Chapitre 2⏳Premier Croissant⌛
Premier Croissant
"La surface éclairée augmente jusqu'au premier quartier."
WIKIPÉDIA
"Journal inconnu, mars 2016
Ils disent qu'il ne faut pas se laisser couler, qu'il faut profiter du mieux que l'on peut sans compter les secondes qui passent. Notre vie est aussi éphémère que celle d'un papillon, elle se compte en semaines, en mois, plus en années. J'aime quand ils me disent cela, c'est une belle image, nous avons des ailes, nous pouvons voler, mais pour combien de temps encore ?

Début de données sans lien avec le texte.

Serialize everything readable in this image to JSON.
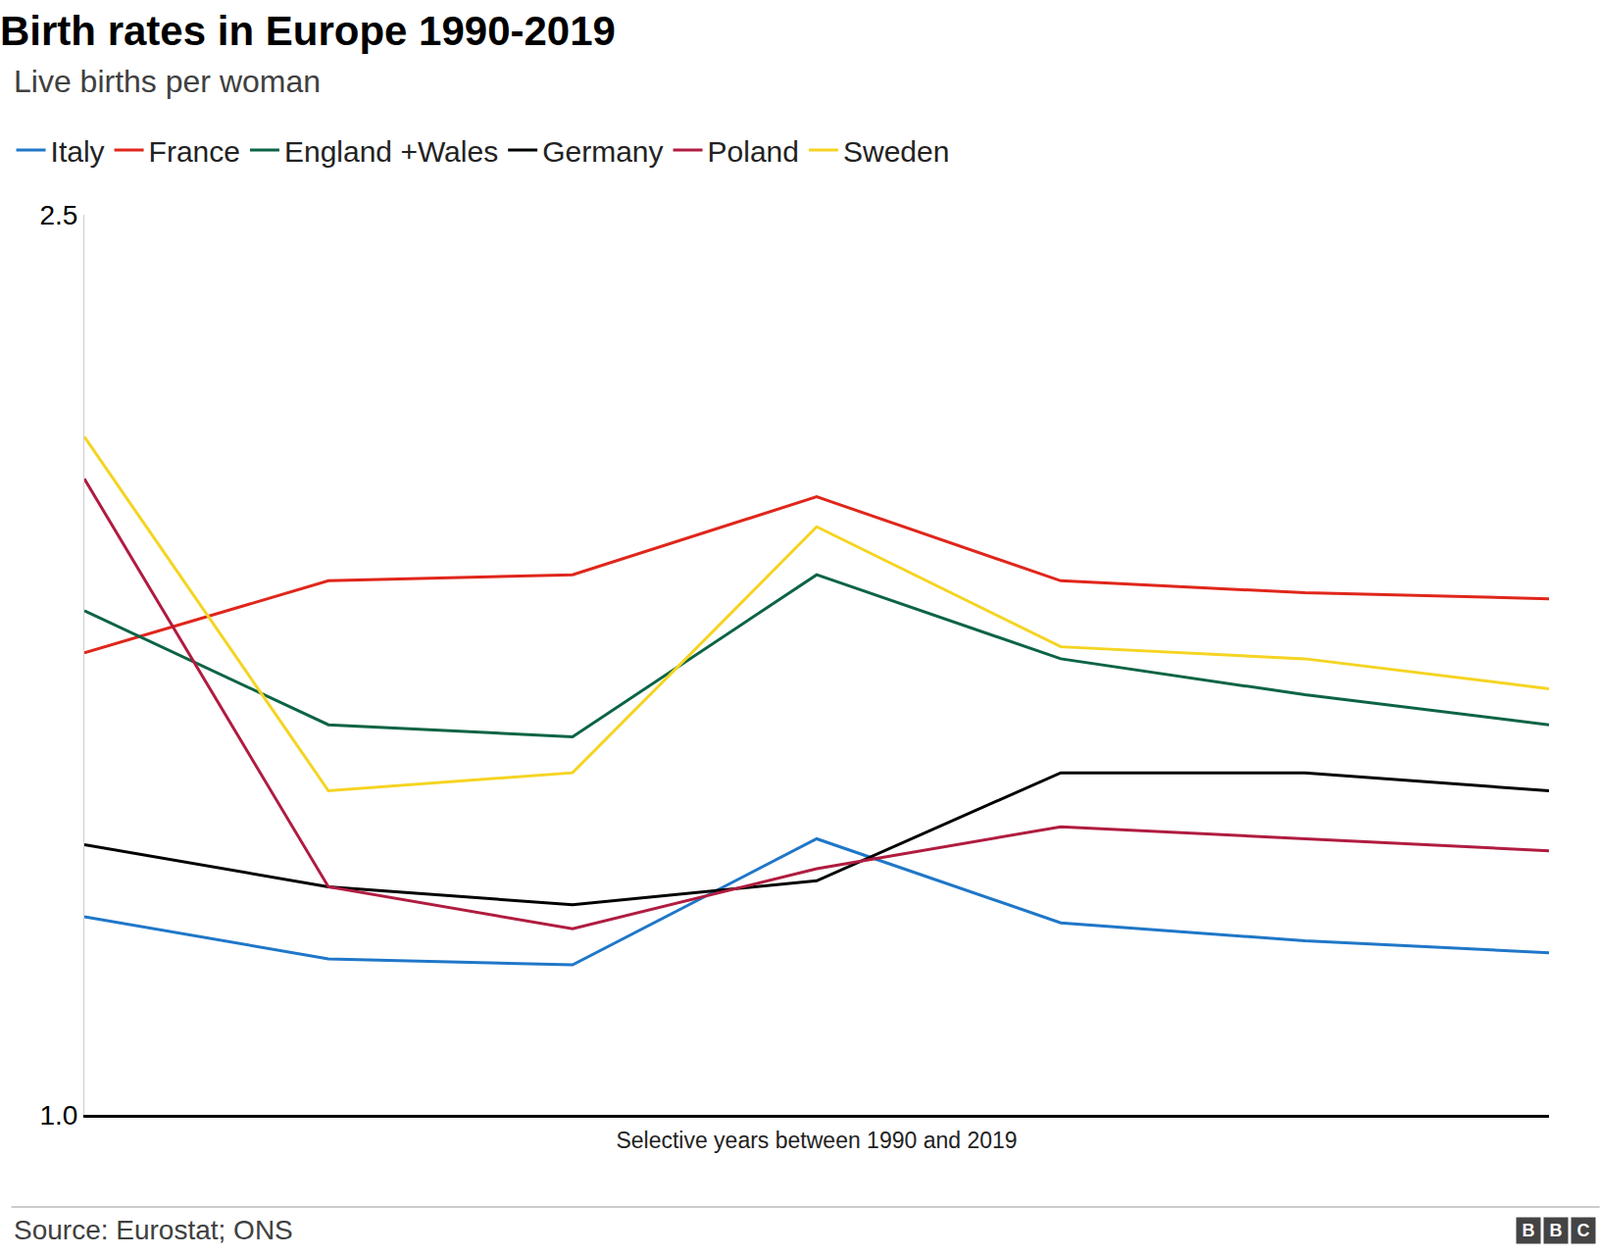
{
  "chart_data": {
    "type": "line",
    "title": "Birth rates in Europe 1990-2019",
    "subtitle": "Live births per woman",
    "x_label": "Selective years between 1990 and 2019",
    "source": "Source: Eurostat; ONS",
    "logo": "BBC",
    "categories": [
      null,
      null,
      null,
      null,
      null,
      null,
      null
    ],
    "series": [
      {
        "name": "Italy",
        "color": "#1f77c8",
        "values": [
          1.33,
          1.26,
          1.25,
          1.46,
          1.32,
          1.29,
          1.27
        ]
      },
      {
        "name": "France",
        "color": "#e0261b",
        "values": [
          1.77,
          1.89,
          1.9,
          2.03,
          1.89,
          1.87,
          1.86
        ]
      },
      {
        "name": "England +Wales",
        "color": "#0c6444",
        "values": [
          1.84,
          1.65,
          1.63,
          1.9,
          1.76,
          1.7,
          1.65
        ]
      },
      {
        "name": "Germany",
        "color": "#000000",
        "values": [
          1.45,
          1.38,
          1.35,
          1.39,
          1.57,
          1.57,
          1.54
        ]
      },
      {
        "name": "Poland",
        "color": "#b01c40",
        "values": [
          2.06,
          1.38,
          1.31,
          1.41,
          1.48,
          1.46,
          1.44
        ]
      },
      {
        "name": "Sweden",
        "color": "#f5d422",
        "values": [
          2.13,
          1.54,
          1.57,
          1.98,
          1.78,
          1.76,
          1.71
        ]
      }
    ],
    "ylim": [
      1.0,
      2.5
    ],
    "yticks": [
      {
        "value": 1.0,
        "label": "1.0"
      },
      {
        "value": 2.5,
        "label": "2.5"
      }
    ],
    "grid": false,
    "legend": "top",
    "tick_labels": "y"
  }
}
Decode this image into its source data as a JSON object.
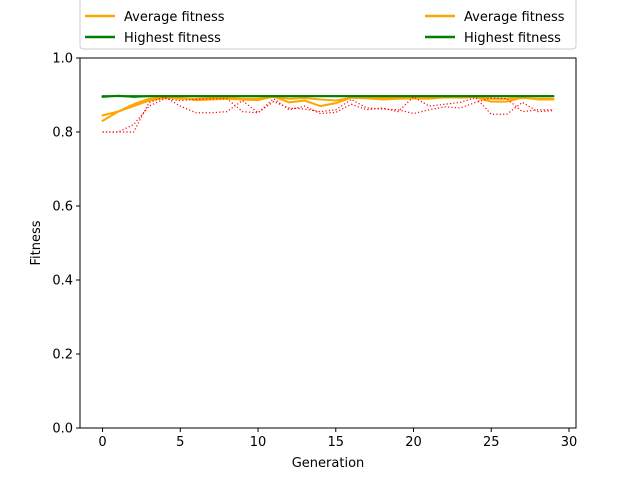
{
  "chart_data": {
    "type": "line",
    "title": "",
    "xlabel": "Generation",
    "ylabel": "Fitness",
    "xlim": [
      -1.45,
      30.45
    ],
    "ylim": [
      0.0,
      1.0
    ],
    "xticks": [
      0,
      5,
      10,
      15,
      20,
      25,
      30
    ],
    "yticks": [
      0.0,
      0.2,
      0.4,
      0.6,
      0.8,
      1.0
    ],
    "xtick_labels": [
      "0",
      "5",
      "10",
      "15",
      "20",
      "25",
      "30"
    ],
    "ytick_labels": [
      "0.0",
      "0.2",
      "0.4",
      "0.6",
      "0.8",
      "1.0"
    ],
    "grid": false,
    "legend_placement": "above plot, two columns",
    "legend": [
      {
        "label": "Average fitness",
        "color": "#ffa500"
      },
      {
        "label": "Average fitness",
        "color": "#ffa500"
      },
      {
        "label": "Highest fitness",
        "color": "#008000"
      },
      {
        "label": "Highest fitness",
        "color": "#008000"
      }
    ],
    "x": [
      0,
      1,
      2,
      3,
      4,
      5,
      6,
      7,
      8,
      9,
      10,
      11,
      12,
      13,
      14,
      15,
      16,
      17,
      18,
      19,
      20,
      21,
      22,
      23,
      24,
      25,
      26,
      27,
      28,
      29
    ],
    "series": [
      {
        "name": "Average fitness",
        "color": "#ffa500",
        "style": "solid",
        "values": [
          0.83,
          0.855,
          0.87,
          0.885,
          0.892,
          0.893,
          0.886,
          0.888,
          0.89,
          0.888,
          0.886,
          0.896,
          0.88,
          0.885,
          0.87,
          0.878,
          0.893,
          0.891,
          0.888,
          0.89,
          0.891,
          0.89,
          0.894,
          0.893,
          0.894,
          0.882,
          0.882,
          0.893,
          0.888,
          0.888
        ]
      },
      {
        "name": "Average fitness",
        "color": "#ffa500",
        "style": "solid",
        "values": [
          0.845,
          0.855,
          0.875,
          0.89,
          0.895,
          0.89,
          0.89,
          0.892,
          0.893,
          0.89,
          0.89,
          0.895,
          0.89,
          0.892,
          0.888,
          0.885,
          0.893,
          0.894,
          0.893,
          0.893,
          0.893,
          0.894,
          0.893,
          0.894,
          0.895,
          0.89,
          0.89,
          0.892,
          0.89,
          0.89
        ]
      },
      {
        "name": "Highest fitness",
        "color": "#008000",
        "style": "solid",
        "values": [
          0.895,
          0.898,
          0.895,
          0.897,
          0.897,
          0.897,
          0.897,
          0.897,
          0.897,
          0.897,
          0.897,
          0.897,
          0.897,
          0.897,
          0.897,
          0.897,
          0.897,
          0.897,
          0.897,
          0.897,
          0.897,
          0.897,
          0.897,
          0.897,
          0.897,
          0.897,
          0.897,
          0.897,
          0.897,
          0.897
        ]
      },
      {
        "name": "Highest fitness",
        "color": "#008000",
        "style": "solid",
        "values": [
          0.897,
          0.897,
          0.897,
          0.897,
          0.897,
          0.897,
          0.897,
          0.897,
          0.897,
          0.897,
          0.897,
          0.897,
          0.897,
          0.897,
          0.897,
          0.897,
          0.897,
          0.897,
          0.897,
          0.897,
          0.897,
          0.897,
          0.897,
          0.897,
          0.897,
          0.897,
          0.897,
          0.897,
          0.897,
          0.897
        ]
      },
      {
        "color": "#ff0000",
        "style": "dotted",
        "values": [
          0.8,
          0.8,
          0.8,
          0.88,
          0.895,
          0.87,
          0.852,
          0.852,
          0.855,
          0.885,
          0.852,
          0.89,
          0.86,
          0.87,
          0.85,
          0.853,
          0.875,
          0.86,
          0.865,
          0.855,
          0.895,
          0.87,
          0.875,
          0.88,
          0.893,
          0.848,
          0.848,
          0.88,
          0.855,
          0.858
        ]
      },
      {
        "color": "#ff0000",
        "style": "dotted",
        "values": [
          0.8,
          0.8,
          0.82,
          0.87,
          0.89,
          0.885,
          0.888,
          0.89,
          0.89,
          0.855,
          0.852,
          0.882,
          0.865,
          0.862,
          0.855,
          0.86,
          0.888,
          0.865,
          0.862,
          0.86,
          0.85,
          0.86,
          0.868,
          0.865,
          0.88,
          0.892,
          0.89,
          0.855,
          0.86,
          0.86
        ]
      }
    ]
  }
}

Chaque fois que j'entends mon cœur battre, je me sens chanceux. Autour de moi, il y a tellement de machines qui sonnent désespérément, attachées à des personnes qui jamais plus n'ouvriront leurs yeux sur ce beau spectacle qui continuera de se jouer sans eux, pour l'éternité.

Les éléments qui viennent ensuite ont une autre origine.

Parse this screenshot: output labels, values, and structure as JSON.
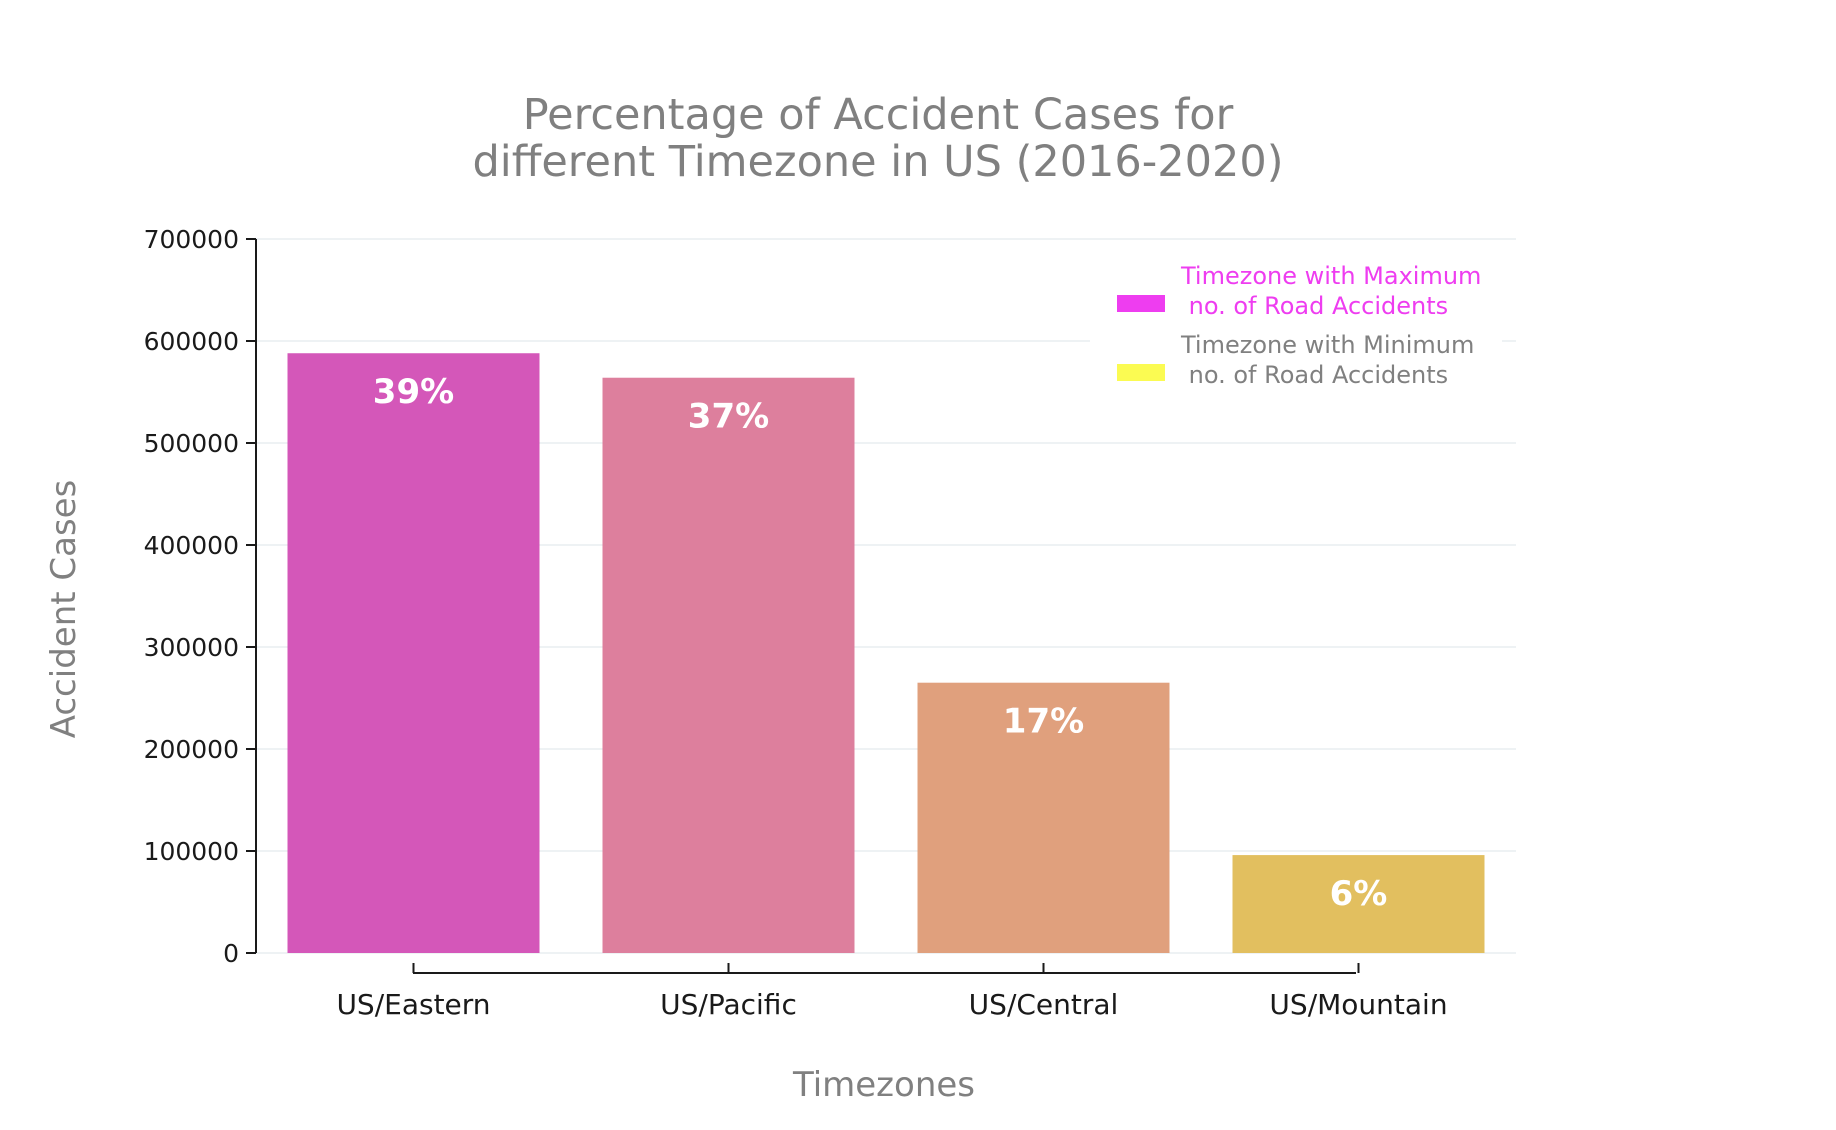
{
  "chart_data": {
    "type": "bar",
    "title": [
      "Percentage of Accident Cases for",
      "different Timezone in US (2016-2020)"
    ],
    "xlabel": "Timezones",
    "ylabel": "Accident Cases",
    "categories": [
      "US/Eastern",
      "US/Pacific",
      "US/Central",
      "US/Mountain"
    ],
    "values": [
      588000,
      564000,
      265000,
      96000
    ],
    "data_labels": [
      "39%",
      "37%",
      "17%",
      "6%"
    ],
    "bar_colors": [
      "#d457b9",
      "#dd7f9d",
      "#e0a07d",
      "#e2bf5f"
    ],
    "ylim": [
      0,
      700000
    ],
    "yticks": [
      "0",
      "100000",
      "200000",
      "300000",
      "400000",
      "500000",
      "600000",
      "700000"
    ],
    "grid": true,
    "legend": {
      "placement": "top-right",
      "entries": [
        {
          "lines": [
            "Timezone with Maximum",
            " no. of Road Accidents"
          ],
          "color": "#ee3df0",
          "text_color": "#ee3df0"
        },
        {
          "lines": [
            "Timezone with Minimum",
            " no. of Road Accidents"
          ],
          "color": "#fbfb52",
          "text_color": "#808080"
        }
      ]
    }
  }
}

Plus la vie se fane, plus je suis reconnaissant.
C'est égoïste, mais ce n'était pas encore mon tour. "
...
Park, mon âme est pleine de ce bourgeon qui bientôt deviendra fleur sous les premiers beaux jours du printemps. C'est une renaissance qui s'effectue à son rythme, sans bouleverser d'avantage mon quotidien si particulier. Je ne cherche plus à installer des souvenirs dans des lieux, à créer des situations exubérantes pour faire sourire mon ami, maintenant, je vis à ses côtés, dans un monde habité par sept milliards d'individus, un monde où ma joie n'est pas le fruit d'un plan bien orchestré. Je suis libre de le penser en ma compagnie, loin devant moi, dans cette rue que je parcours dès que l'occasion se présente. Il existe, je le sais désormais, et, bientôt, nous nous parlerons comme dans mes rêves.

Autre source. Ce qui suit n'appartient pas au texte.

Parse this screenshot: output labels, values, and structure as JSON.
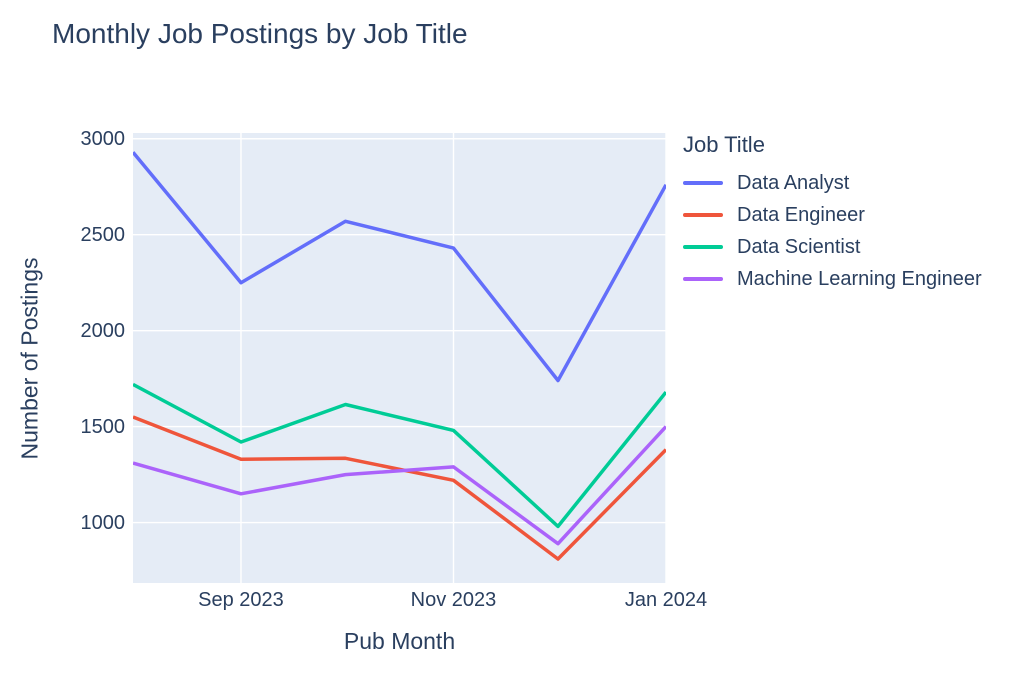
{
  "chart_data": {
    "type": "line",
    "title": "Monthly Job Postings by Job Title",
    "xlabel": "Pub Month",
    "ylabel": "Number of Postings",
    "legend_title": "Job Title",
    "legend_position": "right",
    "categories": [
      "Aug 2023",
      "Sep 2023",
      "Oct 2023",
      "Nov 2023",
      "Dec 2023",
      "Jan 2024"
    ],
    "x_days": [
      0,
      31,
      61,
      92,
      122,
      153
    ],
    "series": [
      {
        "name": "Data Analyst",
        "color": "#636efa",
        "values": [
          2930,
          2250,
          2570,
          2430,
          1740,
          2760
        ]
      },
      {
        "name": "Data Engineer",
        "color": "#ef553b",
        "values": [
          1550,
          1330,
          1335,
          1220,
          810,
          1380
        ]
      },
      {
        "name": "Data Scientist",
        "color": "#00cc96",
        "values": [
          1720,
          1420,
          1615,
          1480,
          980,
          1680
        ]
      },
      {
        "name": "Machine Learning Engineer",
        "color": "#ab63fa",
        "values": [
          1310,
          1150,
          1250,
          1290,
          890,
          1500
        ]
      }
    ],
    "ylim": [
      685,
      3030
    ],
    "yticks": [
      1000,
      1500,
      2000,
      2500,
      3000
    ],
    "xticks": [
      {
        "label": "Sep 2023",
        "day": 31
      },
      {
        "label": "Nov 2023",
        "day": 92
      },
      {
        "label": "Jan 2024",
        "day": 153
      }
    ],
    "grid": true,
    "plot_bg": "#e5ecf6",
    "grid_color": "#ffffff",
    "text_color": "#2a3f5f",
    "line_width": 3.5
  }
}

Park, mon sommeil est de nouveau habité par sa personne, je le vois maintenant de dos, nous parcourons le monde sans prendre de pause, guidé l'un l'autre par une force invisible. Il court, sans jamais se retourner pour me regarder, pressé par le temps, il doit rattraper tout ce qu'il a raté jusqu'à aujourd'hui. Son existence est un trou qu'il découvre en me côtoyant. Il sait que je suis derrière, que je le suis sans me soucier des paysages que nous traversons. Je suis son ombre, fidèle et cachée, parfois devant, parfois derrière, invisible à ses yeux qui se fixent sur l'horizon.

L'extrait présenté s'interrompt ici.